Po około trzech godzinach na którymś z kutrów dostrzeżono wieloryba. Wieść szybko się rozeszła po innych kutrach i wszyscy szyprowie momentalnie zaczęli zajmować swoje ściśle wyznaczone miejsca. Prowadzący polowanie kuter zbliżył się na odległość zapewniającą oddanie celnego strzału harpunem, i zobaczyłem jak długi na 3 metry drąg zakończony specjalnym ostrzem z zadziorami skierowanymi w przeciwną stronę, (ci co wędkują wiedzą o co chodzi) wbija się z dużą siłą w ciało wieloryba. Do harpuna przypięta jest długa na 100-120 metrów lina, a do liny przymocowane są trzy, cztery  puste beczki po paliwie o pojemności 200 litrów. Beczki te spełniają dwie role. Pierwsza to że pozwala to obserwować gdzie znajduje się ofiara, a druga, z pewnością ważniejsza, to taka że jeżeli wieloryb zejdzie na większą głębokość to wyporność tych beczek o wiele szybciej go zmęczy i doprowadzi do pochwycenia go przez rybaków. Ta nierówna walka trwała 6 godzin.
Martwą, około trzydziestotonową już ofiarę kutry holują do brzegu, gdzie pozostali na brzegu członkowie rodzin rybaków zaczepiają do liny kabestanu. Kabestan to taki kierat, gdzie albo za pomocą silnika spalinowego lub – częściej w tamtych czasach – siłą ośmiu silnych mężczyzn, wieloryb bardzo wolno jest wyciągany na plażę. Operacja ta wzbudza ogromne zainteresowanie zarówno u rodowitych mieszkańców tej surowej krainy, jak i u nielicznych przyjezdnych, bo turystów w tamtych czasach naprawdę niewielu tu docierało.
Po wyciągnięciu wieloryba na brzeg zaczyna się prawdziwa ekstaza dzielenia zdobyczy. Dowodzący polowaniem nadzoruje „rozbiór” tuszy i dzieli ją według ściśle określonej nomenklatury. Dostają swoją część rybacy biorący udział w polowaniu. Ale jest także rytuał obdarowywania mięsem i tłuszczem rodzin rybaków, którzy ponieśli śmierć w morzu. Świeży tłuszcz, o dziwo, nie śmierdzi. Ma trochę słodkawy „zapach”. Na wyrażenie mojego zdziwienia prowadzący polowanie wyjaśnił, że śmierdzi tak strasznie jak tran (starsi czytelnicy na pewno pamiętają ten zapach i smak) tylko to, co zdąży się zepsuć. Wielorybi tłuszcz myśliwi kroją bardzo ostrymi, długimi na metr, ni to nożami, ni maczetami na sześciany o boku mniej więcej 20 cm. Wiele obdarowanych osób już tu na plaży zaczęło jeść to, co dostali. Wielorybi tłuszcz przypomina żelatynową, dość ścisłą galaretę i jest biały. Nie mogłem wyjść z podziwu, że to im tak bardzo smakuje. Ja i moi koledzy z ekipy również zostaliśmy obdarowani takim plastrem i zachęcano nas do wspólnego ucztowania. Dano nam także do zrozumienia, że odmowa będzie ogromnym nietaktem z naszej strony. Ku mojemu ogromnemu zdziwieniu, nie było to tak tragiczne doświadczenia, jakiego się spodziewałem. Smakowało to mniej więcej tak, jakbyś szanowny czytelniku jadł masło.

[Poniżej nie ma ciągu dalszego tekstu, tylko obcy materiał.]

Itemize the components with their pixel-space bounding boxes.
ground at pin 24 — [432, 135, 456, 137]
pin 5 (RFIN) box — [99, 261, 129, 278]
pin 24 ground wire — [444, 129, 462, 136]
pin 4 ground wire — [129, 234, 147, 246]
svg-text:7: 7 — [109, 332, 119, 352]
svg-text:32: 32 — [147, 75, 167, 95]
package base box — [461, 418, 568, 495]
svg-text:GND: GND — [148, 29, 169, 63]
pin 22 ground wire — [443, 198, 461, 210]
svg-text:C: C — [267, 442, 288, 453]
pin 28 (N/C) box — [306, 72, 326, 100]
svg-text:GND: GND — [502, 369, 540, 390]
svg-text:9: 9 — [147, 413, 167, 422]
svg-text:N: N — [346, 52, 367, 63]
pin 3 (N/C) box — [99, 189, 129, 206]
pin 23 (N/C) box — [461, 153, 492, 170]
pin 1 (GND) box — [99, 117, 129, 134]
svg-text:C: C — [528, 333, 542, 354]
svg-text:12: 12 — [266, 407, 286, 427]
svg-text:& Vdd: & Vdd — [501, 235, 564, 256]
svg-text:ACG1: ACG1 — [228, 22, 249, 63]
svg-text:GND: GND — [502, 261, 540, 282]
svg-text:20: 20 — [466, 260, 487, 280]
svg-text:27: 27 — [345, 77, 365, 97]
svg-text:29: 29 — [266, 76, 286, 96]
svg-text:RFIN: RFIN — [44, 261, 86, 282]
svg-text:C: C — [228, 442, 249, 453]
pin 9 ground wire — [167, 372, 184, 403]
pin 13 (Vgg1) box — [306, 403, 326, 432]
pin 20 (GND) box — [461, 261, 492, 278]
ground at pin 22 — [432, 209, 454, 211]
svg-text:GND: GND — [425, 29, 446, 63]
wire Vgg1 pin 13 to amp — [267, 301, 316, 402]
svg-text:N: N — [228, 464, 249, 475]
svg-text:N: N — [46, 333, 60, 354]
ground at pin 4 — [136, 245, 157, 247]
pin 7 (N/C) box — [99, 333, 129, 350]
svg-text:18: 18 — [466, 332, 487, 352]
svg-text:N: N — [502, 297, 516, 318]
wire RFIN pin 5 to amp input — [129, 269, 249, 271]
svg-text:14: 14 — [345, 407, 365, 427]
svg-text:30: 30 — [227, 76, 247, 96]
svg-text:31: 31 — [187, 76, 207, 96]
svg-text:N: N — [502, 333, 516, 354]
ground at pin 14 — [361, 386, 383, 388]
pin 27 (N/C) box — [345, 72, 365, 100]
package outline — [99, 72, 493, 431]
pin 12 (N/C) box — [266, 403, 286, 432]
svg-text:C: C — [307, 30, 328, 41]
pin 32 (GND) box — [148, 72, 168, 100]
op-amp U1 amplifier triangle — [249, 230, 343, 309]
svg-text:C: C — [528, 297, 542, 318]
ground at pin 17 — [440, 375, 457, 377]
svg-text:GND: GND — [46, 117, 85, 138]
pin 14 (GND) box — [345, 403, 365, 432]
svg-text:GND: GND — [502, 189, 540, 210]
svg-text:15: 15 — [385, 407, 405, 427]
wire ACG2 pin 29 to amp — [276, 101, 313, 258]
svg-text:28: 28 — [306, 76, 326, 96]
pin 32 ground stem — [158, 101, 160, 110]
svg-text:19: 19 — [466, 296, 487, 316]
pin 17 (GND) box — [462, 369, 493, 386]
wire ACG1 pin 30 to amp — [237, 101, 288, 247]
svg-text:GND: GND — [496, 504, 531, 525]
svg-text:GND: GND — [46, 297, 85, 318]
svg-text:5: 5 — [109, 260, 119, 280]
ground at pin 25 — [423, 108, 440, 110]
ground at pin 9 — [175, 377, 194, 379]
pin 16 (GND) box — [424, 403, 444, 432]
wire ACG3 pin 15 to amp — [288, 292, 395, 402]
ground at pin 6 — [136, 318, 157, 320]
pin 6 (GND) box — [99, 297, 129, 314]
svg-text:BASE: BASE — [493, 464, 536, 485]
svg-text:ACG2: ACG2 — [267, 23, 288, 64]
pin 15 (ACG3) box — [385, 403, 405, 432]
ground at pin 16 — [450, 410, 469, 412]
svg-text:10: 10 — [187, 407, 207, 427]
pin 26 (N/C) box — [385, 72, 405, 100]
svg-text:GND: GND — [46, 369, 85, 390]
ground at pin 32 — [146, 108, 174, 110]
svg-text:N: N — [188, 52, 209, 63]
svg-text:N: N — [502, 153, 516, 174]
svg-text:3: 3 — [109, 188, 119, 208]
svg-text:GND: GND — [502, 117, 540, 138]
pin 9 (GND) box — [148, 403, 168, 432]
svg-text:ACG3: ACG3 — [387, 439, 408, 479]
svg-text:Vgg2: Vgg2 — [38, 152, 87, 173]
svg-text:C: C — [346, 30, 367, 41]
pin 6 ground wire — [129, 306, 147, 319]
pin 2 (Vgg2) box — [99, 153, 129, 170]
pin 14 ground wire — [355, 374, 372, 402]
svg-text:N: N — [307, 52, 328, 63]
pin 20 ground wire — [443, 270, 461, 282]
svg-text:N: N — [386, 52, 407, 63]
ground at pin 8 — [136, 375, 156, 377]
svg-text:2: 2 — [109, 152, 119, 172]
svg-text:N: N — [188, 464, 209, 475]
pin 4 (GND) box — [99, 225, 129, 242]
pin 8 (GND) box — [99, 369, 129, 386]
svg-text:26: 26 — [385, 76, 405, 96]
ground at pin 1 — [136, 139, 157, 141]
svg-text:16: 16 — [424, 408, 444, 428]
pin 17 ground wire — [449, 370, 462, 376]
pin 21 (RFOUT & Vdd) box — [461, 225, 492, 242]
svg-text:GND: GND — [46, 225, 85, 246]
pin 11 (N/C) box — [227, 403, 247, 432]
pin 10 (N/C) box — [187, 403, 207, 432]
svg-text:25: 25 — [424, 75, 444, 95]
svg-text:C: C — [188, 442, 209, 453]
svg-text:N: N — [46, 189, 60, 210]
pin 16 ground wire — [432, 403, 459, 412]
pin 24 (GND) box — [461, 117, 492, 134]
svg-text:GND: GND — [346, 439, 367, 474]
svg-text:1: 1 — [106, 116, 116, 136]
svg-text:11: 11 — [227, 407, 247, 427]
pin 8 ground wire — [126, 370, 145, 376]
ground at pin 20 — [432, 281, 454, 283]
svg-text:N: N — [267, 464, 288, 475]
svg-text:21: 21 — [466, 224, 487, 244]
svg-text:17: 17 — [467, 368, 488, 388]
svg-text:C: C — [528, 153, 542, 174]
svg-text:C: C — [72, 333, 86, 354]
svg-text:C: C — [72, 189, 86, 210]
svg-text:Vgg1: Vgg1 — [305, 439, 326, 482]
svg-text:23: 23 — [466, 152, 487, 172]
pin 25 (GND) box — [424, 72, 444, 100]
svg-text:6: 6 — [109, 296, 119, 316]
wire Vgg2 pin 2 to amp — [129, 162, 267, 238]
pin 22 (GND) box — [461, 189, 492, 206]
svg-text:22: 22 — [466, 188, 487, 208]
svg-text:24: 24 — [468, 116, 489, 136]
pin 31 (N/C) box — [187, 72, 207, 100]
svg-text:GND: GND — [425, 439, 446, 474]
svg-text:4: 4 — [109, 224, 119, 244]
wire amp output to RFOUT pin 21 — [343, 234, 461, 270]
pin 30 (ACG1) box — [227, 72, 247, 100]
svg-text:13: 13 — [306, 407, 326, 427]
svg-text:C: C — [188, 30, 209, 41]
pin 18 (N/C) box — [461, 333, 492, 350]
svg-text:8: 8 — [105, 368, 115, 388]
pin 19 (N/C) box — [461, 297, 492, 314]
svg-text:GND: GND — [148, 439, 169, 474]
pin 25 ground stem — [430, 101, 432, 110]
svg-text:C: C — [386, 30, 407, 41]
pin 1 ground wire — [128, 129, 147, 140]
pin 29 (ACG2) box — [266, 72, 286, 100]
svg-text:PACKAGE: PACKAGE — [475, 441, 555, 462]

Dzień tu w polarnej krainie trwa bardzo krótko. W marcu, kiedy byłem, wschód był o ok. 9.30, a zachód o ok. 14.30.
Rodowici Czukcze są bardzo gościnni. Na nasz widok nawet całkiem przypadkowo spotkani ludzie zapraszali nas do swoich domów.
Kolejnym punktem naszego pobytu była podróż nad cieśninę Beringa do miejscowości Naukan. Dojazd do tej miejscowości rosyjskim wozem terenowym, popularnym w Rosji „Uazem” zajął nam cały dzień, choć do przejechania mieliśmy około 350 km. Po drodze mijaliśmy dwie – trudno powiedzieć wioski. Ot po prostu kilka pobudowanych czum, a w każdym mieszkała rodzina dwu-trzy pokoleniowa. Wszyscy nas oczywiście gorąco witali i gościli. Wypytywano nas skąd przybywamy. Czukczowie, którzy już praktycznie nie posiadają własnego języka i mówią tylko po rosyjsku, ogromnie się cieszyli, że ja biały człowiek mówię do nich w ich języku. W jednej wiosce, w której gościliśmy, byliśmy jako pierwsi biali. Nigdy wcześniej tu nikt nie widział nikogo takiego (no po za tymi, których widywano w telewizorze).
U nas w Polsce wiele osób, kiedy trafia gdzieś na głęboką prowincję, używa określenia „pipidówek”. Tenże nasz rodzimy „pipidówek”, w porównaniu z tym, co zobaczyłem nad cieśniną Beringa to metropolia. Osada, w której mieszkało około 800-850 osób. Kilka sklepów z bardzo podstawowymi artykułami jedna – na wyrost powiedziane – knajpa i to wszystko. Żadnego hotelu. Mieszkaliśmy w domu wybudowanym z drewnianych bali u „gołowy”, czyli odpowiednika naszego sołtysa. Zeszliśmy nad brzeg i nasz przewodnik powiedział nam, że jak jest dobra pogoda, to widać wzgórza na Alasce.
Podstawowym produktem w diecie Czukczów znad cieśniny są ryby. Gotują oni z nich genialną zupę o nazwie „ucha”. Jest rzeczywiście świetna. Ja się nią zajadałem przez dwa tygodnie naszego pobytu. Oni jedzą ją przez 365 dni w roku.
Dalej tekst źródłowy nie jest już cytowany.